Caribbean trade bloc governments have agreed to establish a special committee of finance ministers to probe reasons why American and European commercial banks are reluctant to conduct business with regional counterparts, saying they fear many will soon face closure if the situation is not corrected.
The move followed extensive discussions on the issue at last week’s two-day summit, which ended in the Bahamas at the weekend.
Bahamian Prime Minister Perry Christie, who is also the current chair of the bloc, announced the setting up of the ministerial subcommittee to try to determine why “the region is being unjustly labeled as a high-risk area for financial services.”
The ministers are scheduled to hold talks with the umbrella Caribbean Association of Indigenous Banks on the issue in the coming weeks, as the situation is considered serious and urgent, Christie said.
Immediate past group chairman and Antiguan Prime Minister Gaston Browne raised the issue during the summit, saying that many banks in the Caribbean face imminent closure. He added that this has nothing to do with the banks’ financial health or operational wrongdoing, but it is simply because American correspondent banks are refusing to collaborate with the region since it was labeled a high-risk area. Where that label has come from is anybody’s guess, he said.
Indigenous member banks have at least $30 billion in assets, Browne said, so money certainly cannot be an issue in this regard, he argued. He pointed out that the region is at a loss to find out why it has been labeled as high risk.
“Unless this situation is addressed with urgency, the indigenous banks in each of our countries will be forced to close their doors, not because of any inherent difficulties in the banks themselves, but because they are constrained from transacting business abroad.”

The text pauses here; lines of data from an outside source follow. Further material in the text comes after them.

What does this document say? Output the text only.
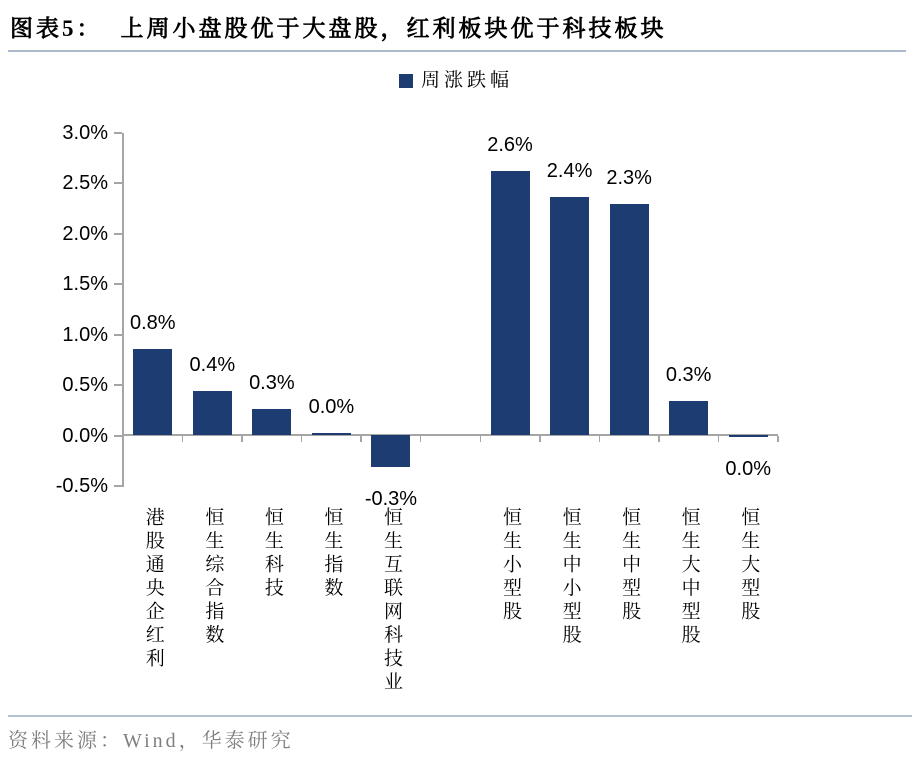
图表5： 上周小盘股优于大盘股，红利板块优于科技板块
周涨跌幅
3.0%
2.5%
2.0%
1.5%
1.0%
0.5%
0.0%
-0.5%
0.8%
港股通央企红利
0.4%
恒生综合指数
0.3%
恒生科技
0.0%
恒生指数
-0.3%
恒生互联网科技业
2.6%
恒生小型股
2.4%
恒生中小型股
2.3%
恒生中型股
0.3%
恒生大中型股
0.0%
恒生大型股
资料来源：Wind，华泰研究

Browne said that the region is wasting no time in trying to solve the misconception that the area is bad for business. He noted that if banks “are unable to settle their transactions in the United States, Canada and Britain, that clearly has serious implications.” He continued, “It means therefore that we wouldn’t be able to settle our trade transactions expeditiously. It also has implications for investments, and we thought that rather than having the banks deal with these issues on their own, that there was need to elevate it to the level of the regional governance and to have Caricom as a whole address the issue with various entities, to include the IMF, the World Bank, OAS and also to have dialogue with the correspondent banks in the various countries.”